White, blue, green, pink, or yellow? I take a look at Apple’s colourful addition to the iPhone range.
In 2013 Apple broke from the norm and released two iPhones at the same time. While the flagship iPhone 5s may have touted 64-bit processing and a fingerprint recognition home button, the iPhone 5c came with its own unique selling point – its colours.
For the first time the iPhone comes in funky colours instead of only black, white, or silver. It is available in white, blue, green, pink, or yellow.
This is not a run down of iOS 7. This is not a review of how iPhones work. This is mini review of what’s different about the iPhone 5c.
In a strange move when Apple released the 5s and 5c, they decided to remove the iPhone 5 from their line – keeping the iPhone 4s as their bottom line iPhone. What adds to the confusion is that the iPhone 5c features the same hardware as the 5, just repackaged in a colourful plastic casing.
The iPhone 5 was plagued with problems from easy scratching to warping, broken buttons, and camera – and some claim Apple replaced the 5 and all its problems with the 5c – and brushed the 5 under the carpet.
iPhone 5 vs. iPhone 5c
Both the iPhone 5 and the iPhone 5c have the same Apple A6 1.3 GHz dual core 32-bit processor, with 1 GB RAM, a PowerVR SGX543MP3 graphics chip, and a 4” screen with 1136 x 640 pixels and 326 ppi. Both have 8 megapixel (MP) rear camera and 1.2 MP front camera.
The slight differences are, the iPhone 5 was available in 16, 32, and 64 GB, vs. the iPhone 5c in 16 and 32 GB – with Europe also getting an 8 GB version. The iPhone 5 has a slightly lower 1440 mAh battery vs. the 1507 mAh battery in the iPhone 5c.
This plastic casing on the iPhone 5c makes it marginally taller, wider, and deeper than the iPhone 5 and oddly also makes it heavier.
In the Real World
The iPhone 5c performs like an iPhone 5. However, in the hand it is an extremely slippery device. It really needs a case, and the official Apple ones with holes in them feel good in the hand – but they are pricey.
My wife recently picked up a yellow iPhone 5c, and the black lettering and Apple logo on the back looks very fetching and stands out very well.
The 5c seems a great device. iPhones often get mocked for poor battery life, but unlike previous iPhones, the 5c has a superb battery.
My wife has Facebook installed with push notifications and iMessage set up. She also plays a fair amount of games – and she easily gets two days out of her 5c. In contrast, my iPhone 4s barely reaches a day – but then it is older, with a smaller battery, and I have a lot of push apps installed as well as email fetch hourly.
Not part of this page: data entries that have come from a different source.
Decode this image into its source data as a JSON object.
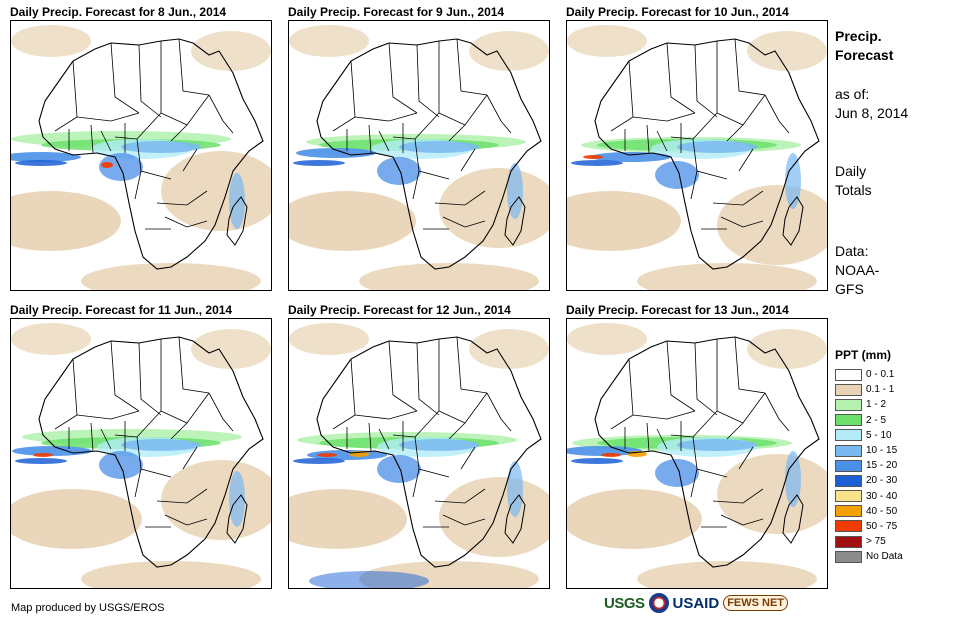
{
  "panels": [
    {
      "title": "Daily Precip. Forecast for 8 Jun., 2014"
    },
    {
      "title": "Daily Precip. Forecast for 9 Jun., 2014"
    },
    {
      "title": "Daily Precip. Forecast for 10 Jun., 2014"
    },
    {
      "title": "Daily Precip. Forecast for 11 Jun., 2014"
    },
    {
      "title": "Daily Precip. Forecast for 12 Jun., 2014"
    },
    {
      "title": "Daily Precip. Forecast for 13 Jun., 2014"
    }
  ],
  "info": {
    "heading_line1": "Precip.",
    "heading_line2": "Forecast",
    "asof_label": "as of:",
    "asof_date": "Jun 8, 2014",
    "totals_line1": "Daily",
    "totals_line2": "Totals",
    "data_line1": "Data:",
    "data_line2": "NOAA-",
    "data_line3": "GFS"
  },
  "legend": {
    "title": "PPT (mm)",
    "items": [
      {
        "label": "0 - 0.1",
        "color": "#ffffff"
      },
      {
        "label": "0.1 - 1",
        "color": "#e8d3b4"
      },
      {
        "label": "1 - 2",
        "color": "#b5f2b0"
      },
      {
        "label": "2 - 5",
        "color": "#6be06b"
      },
      {
        "label": "5 - 10",
        "color": "#b3ecf7"
      },
      {
        "label": "10 - 15",
        "color": "#7ab8f2"
      },
      {
        "label": "15 - 20",
        "color": "#4a8fe8"
      },
      {
        "label": "20 - 30",
        "color": "#1b5fd6"
      },
      {
        "label": "30 - 40",
        "color": "#fbe38a"
      },
      {
        "label": "40 - 50",
        "color": "#f5a000"
      },
      {
        "label": "50 - 75",
        "color": "#f03c00"
      },
      {
        "label": "> 75",
        "color": "#a01010"
      },
      {
        "label": "No Data",
        "color": "#8c8c8c"
      }
    ]
  },
  "footer": {
    "credit": "Map produced by USGS/EROS",
    "logo_usgs": "USGS",
    "logo_usaid": "USAID",
    "logo_fews": "FEWS NET"
  }
}
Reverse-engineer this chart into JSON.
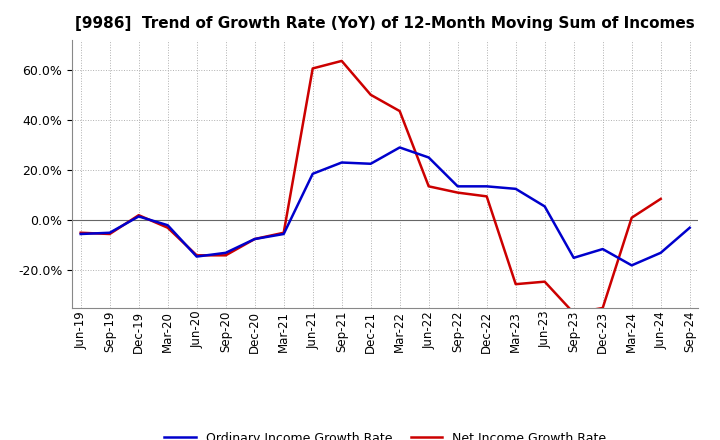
{
  "title": "[9986]  Trend of Growth Rate (YoY) of 12-Month Moving Sum of Incomes",
  "x_labels": [
    "Jun-19",
    "Sep-19",
    "Dec-19",
    "Mar-20",
    "Jun-20",
    "Sep-20",
    "Dec-20",
    "Mar-21",
    "Jun-21",
    "Sep-21",
    "Dec-21",
    "Mar-22",
    "Jun-22",
    "Sep-22",
    "Dec-22",
    "Mar-23",
    "Jun-23",
    "Sep-23",
    "Dec-23",
    "Mar-24",
    "Jun-24",
    "Sep-24"
  ],
  "ordinary_income": [
    -5.5,
    -5.0,
    1.5,
    -2.0,
    -14.5,
    -13.0,
    -7.5,
    -5.5,
    18.5,
    23.0,
    22.5,
    29.0,
    25.0,
    13.5,
    13.5,
    12.5,
    5.5,
    -15.0,
    -11.5,
    -18.0,
    -13.0,
    -3.0
  ],
  "net_income": [
    -5.0,
    -5.5,
    2.0,
    -3.0,
    -14.0,
    -14.0,
    -7.5,
    -5.0,
    60.5,
    63.5,
    50.0,
    43.5,
    13.5,
    11.0,
    9.5,
    -25.5,
    -24.5,
    -37.0,
    -35.0,
    1.0,
    8.5,
    null
  ],
  "ordinary_color": "#0000cc",
  "net_color": "#cc0000",
  "ylim": [
    -35,
    72
  ],
  "yticks": [
    -20.0,
    0.0,
    20.0,
    40.0,
    60.0
  ],
  "background_color": "#ffffff",
  "grid_color": "#b0b0b0",
  "legend_ordinary": "Ordinary Income Growth Rate",
  "legend_net": "Net Income Growth Rate",
  "title_fontsize": 11,
  "tick_fontsize": 8.5
}
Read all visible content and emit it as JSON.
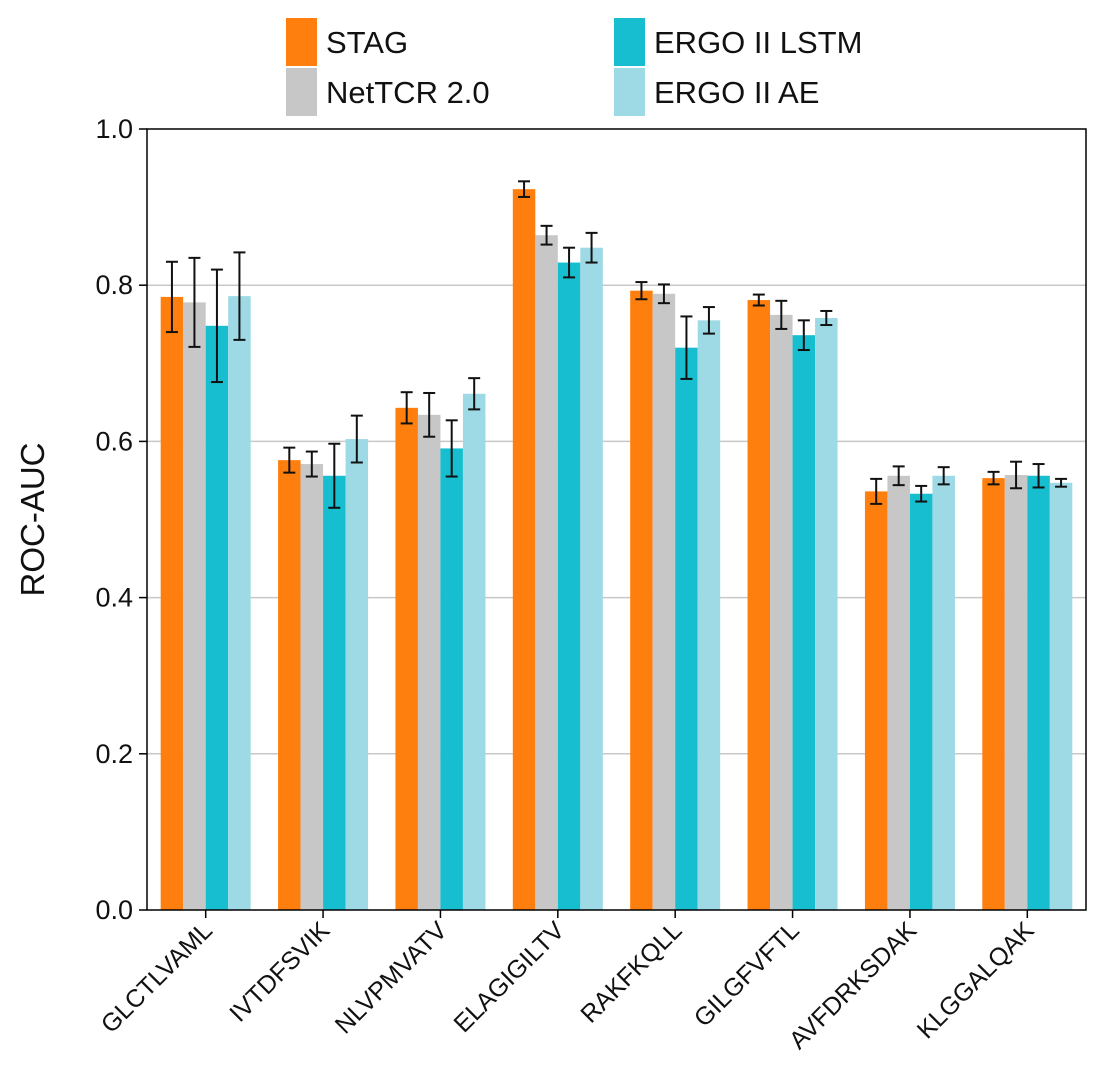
{
  "chart_data": {
    "type": "bar",
    "ylabel": "ROC-AUC",
    "xlabel": "",
    "ylim": [
      0,
      1.0
    ],
    "yticks": [
      "0.0",
      "0.2",
      "0.4",
      "0.6",
      "0.8",
      "1.0"
    ],
    "grid": "horizontal",
    "legend_position": "top",
    "categories": [
      "GLCTLVAML",
      "IVTDFSVIK",
      "NLVPMVATV",
      "ELAGIGILTV",
      "RAKFKQLL",
      "GILGFVFTL",
      "AVFDRKSDAK",
      "KLGGALQAK"
    ],
    "series": [
      {
        "name": "STAG",
        "color": "#FF7F0E",
        "values": [
          0.785,
          0.576,
          0.643,
          0.923,
          0.793,
          0.781,
          0.536,
          0.553
        ],
        "errors": [
          0.045,
          0.016,
          0.02,
          0.01,
          0.011,
          0.007,
          0.016,
          0.008
        ]
      },
      {
        "name": "NetTCR 2.0",
        "color": "#C7C7C7",
        "values": [
          0.778,
          0.571,
          0.634,
          0.864,
          0.789,
          0.762,
          0.556,
          0.557
        ],
        "errors": [
          0.057,
          0.016,
          0.028,
          0.012,
          0.012,
          0.018,
          0.012,
          0.017
        ]
      },
      {
        "name": "ERGO II LSTM",
        "color": "#17BECF",
        "values": [
          0.748,
          0.556,
          0.591,
          0.829,
          0.72,
          0.736,
          0.533,
          0.556
        ],
        "errors": [
          0.072,
          0.041,
          0.036,
          0.019,
          0.04,
          0.019,
          0.01,
          0.015
        ]
      },
      {
        "name": "ERGO II AE",
        "color": "#9EDAE5",
        "values": [
          0.786,
          0.603,
          0.661,
          0.848,
          0.755,
          0.758,
          0.556,
          0.547
        ],
        "errors": [
          0.056,
          0.03,
          0.02,
          0.019,
          0.017,
          0.009,
          0.011,
          0.005
        ]
      }
    ]
  }
}
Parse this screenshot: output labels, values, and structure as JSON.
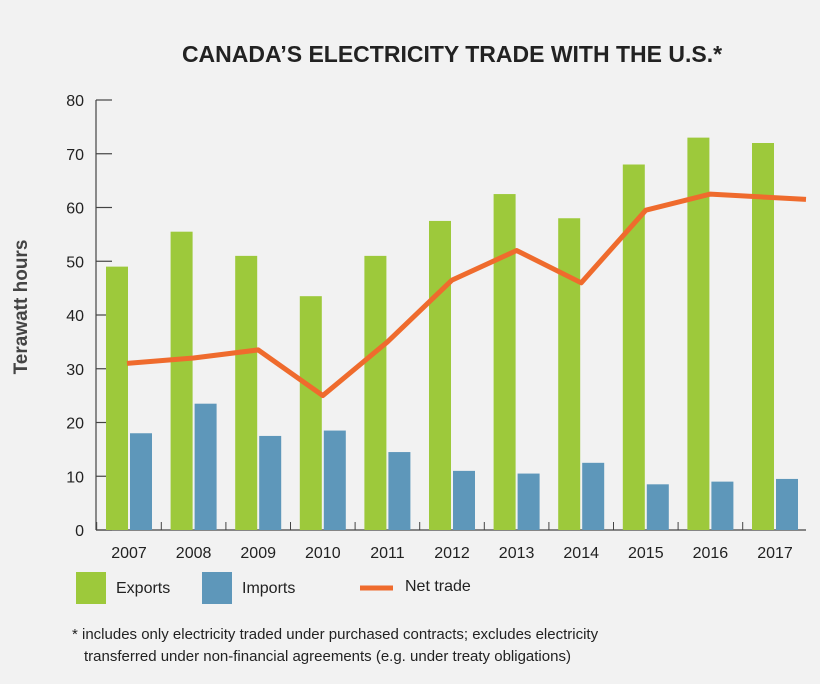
{
  "chart_data": {
    "type": "bar",
    "title": "CANADA’S ELECTRICITY TRADE WITH THE U.S.*",
    "ylabel": "Terawatt hours",
    "xlabel": "",
    "ylim": [
      0,
      80
    ],
    "yticks": [
      0,
      10,
      20,
      30,
      40,
      50,
      60,
      70,
      80
    ],
    "categories": [
      "2007",
      "2008",
      "2009",
      "2010",
      "2011",
      "2012",
      "2013",
      "2014",
      "2015",
      "2016",
      "2017"
    ],
    "series": [
      {
        "name": "Exports",
        "type": "bar",
        "color": "#9dc93b",
        "values": [
          49,
          55.5,
          51,
          43.5,
          51,
          57.5,
          62.5,
          58,
          68,
          73,
          72
        ]
      },
      {
        "name": "Imports",
        "type": "bar",
        "color": "#5e97ba",
        "values": [
          18,
          23.5,
          17.5,
          18.5,
          14.5,
          11,
          10.5,
          12.5,
          8.5,
          9,
          9.5
        ]
      },
      {
        "name": "Net trade",
        "type": "line",
        "color": "#ef6b2d",
        "values": [
          31,
          32,
          33.5,
          25,
          35,
          46.5,
          52,
          46,
          59.5,
          62.5,
          61.5
        ]
      }
    ],
    "grid": false,
    "legend_position": "bottom"
  },
  "footnote": {
    "line1": "* includes only electricity traded under purchased contracts; excludes electricity",
    "line2": "transferred under non-financial agreements (e.g. under treaty obligations)"
  }
}
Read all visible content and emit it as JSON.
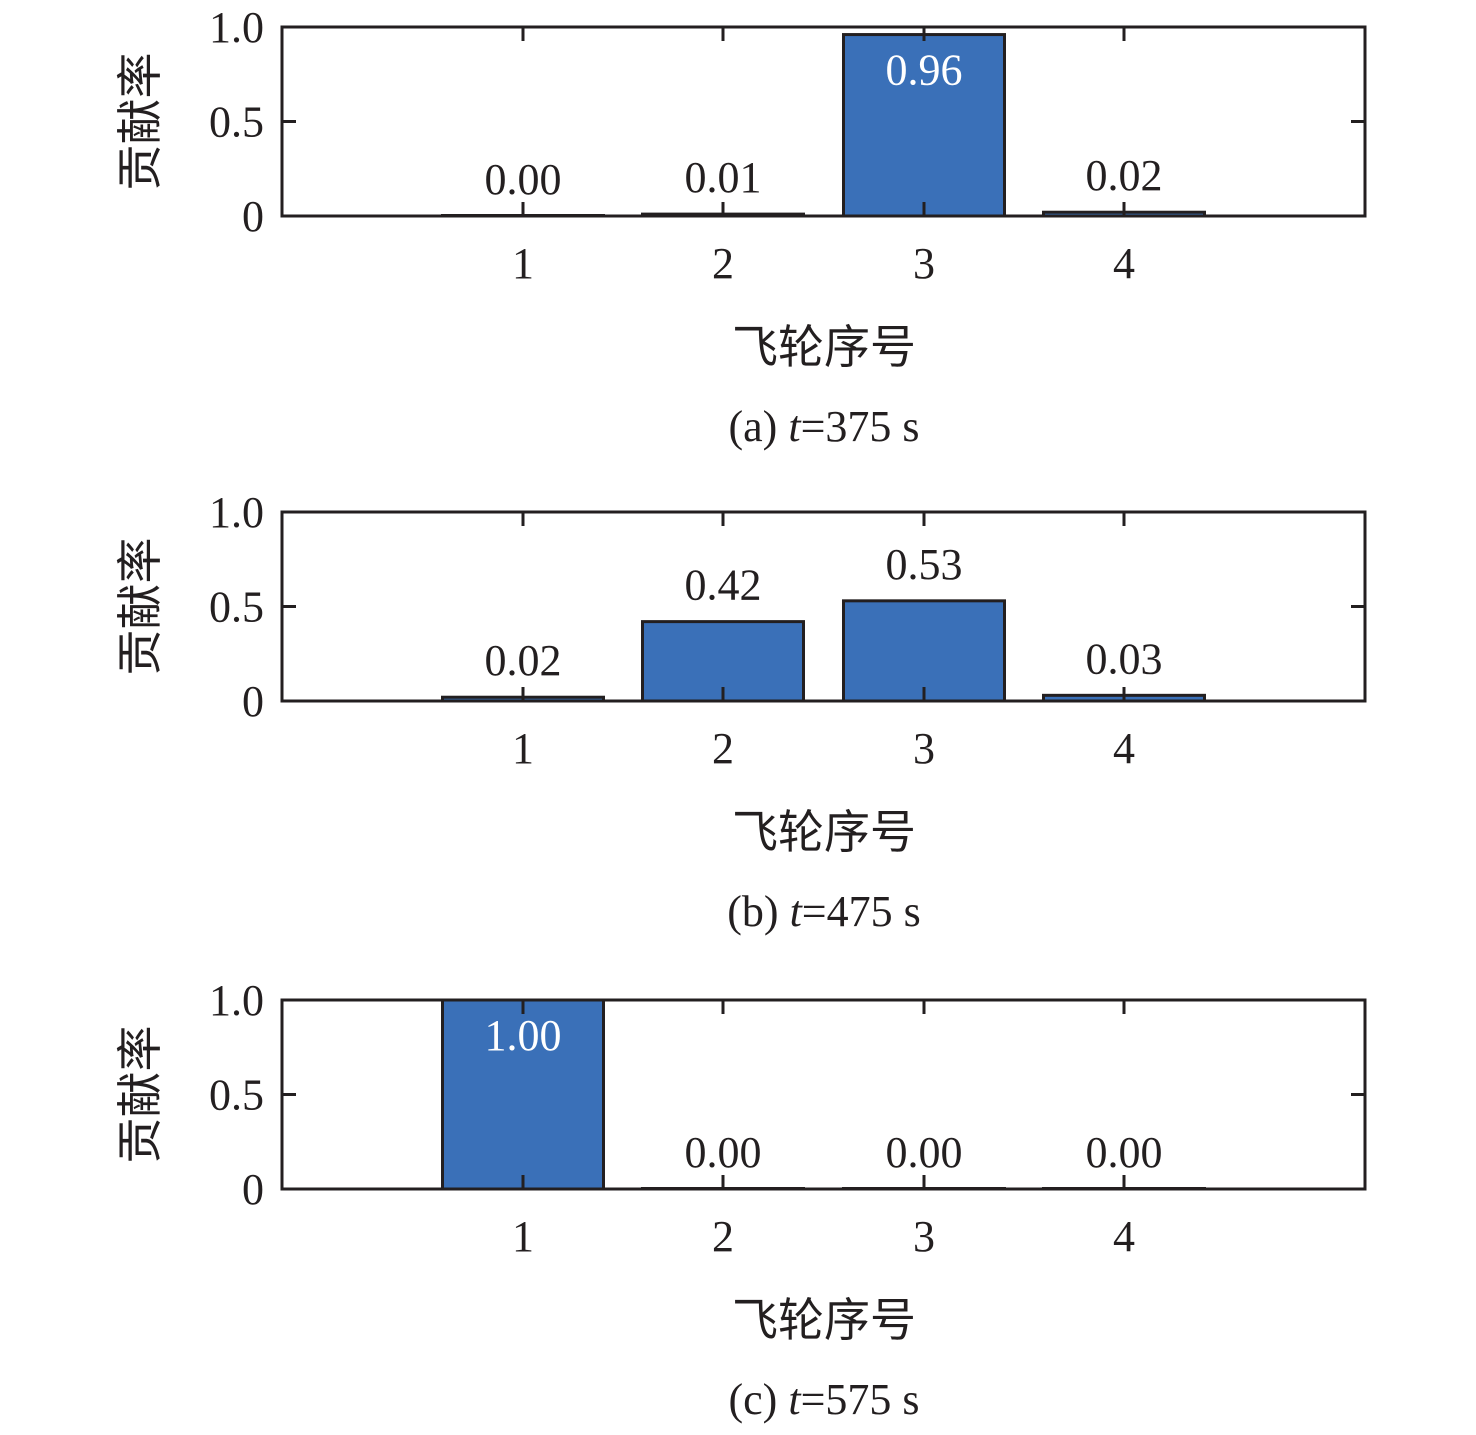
{
  "chart_data": [
    {
      "type": "bar",
      "categories": [
        "1",
        "2",
        "3",
        "4"
      ],
      "values": [
        0.0,
        0.01,
        0.96,
        0.02
      ],
      "value_labels": [
        "0.00",
        "0.01",
        "0.96",
        "0.02"
      ],
      "xlabel": "飞轮序号",
      "ylabel": "贡献率",
      "ylim": [
        0,
        1.0
      ],
      "yticks": [
        "0",
        "0.5",
        "1.0"
      ],
      "caption": {
        "prefix": "(a) ",
        "var": "t",
        "suffix": "=375 s"
      }
    },
    {
      "type": "bar",
      "categories": [
        "1",
        "2",
        "3",
        "4"
      ],
      "values": [
        0.02,
        0.42,
        0.53,
        0.03
      ],
      "value_labels": [
        "0.02",
        "0.42",
        "0.53",
        "0.03"
      ],
      "xlabel": "飞轮序号",
      "ylabel": "贡献率",
      "ylim": [
        0,
        1.0
      ],
      "yticks": [
        "0",
        "0.5",
        "1.0"
      ],
      "caption": {
        "prefix": "(b) ",
        "var": "t",
        "suffix": "=475 s"
      }
    },
    {
      "type": "bar",
      "categories": [
        "1",
        "2",
        "3",
        "4"
      ],
      "values": [
        1.0,
        0.0,
        0.0,
        0.0
      ],
      "value_labels": [
        "1.00",
        "0.00",
        "0.00",
        "0.00"
      ],
      "xlabel": "飞轮序号",
      "ylabel": "贡献率",
      "ylim": [
        0,
        1.0
      ],
      "yticks": [
        "0",
        "0.5",
        "1.0"
      ],
      "caption": {
        "prefix": "(c) ",
        "var": "t",
        "suffix": "=575 s"
      }
    }
  ],
  "style": {
    "bar_color": "#3a70b8",
    "inside_label_color": "#ffffff"
  }
}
However good a media and gaming device an iPhone might be, it is a phone primarily – and this essential function works very well. Call quality is clear and loud, and signal strength has been superb, which is good, because we live in a generally poor signal area.
iPhone 5c or 5s
The iPhone 5s is the flagship device and the iPhone 5c is hardly the “cheap” handset people were hoping for, but there is a significant price difference. Which one you choose will depend on your financial situation. Both are great devices.
When brightly coloured iPhones where rumoured, I thought it would cheapen the brand, make them feel toy-like. The colours might sound gaudy, but they are pale pastel versions and do look very nice – I just wish there was a black version.
Would I get one? Yes, I would if I didn’t already have a 4s. They are fast, slick, and lovely looking devices. The only question is which colour?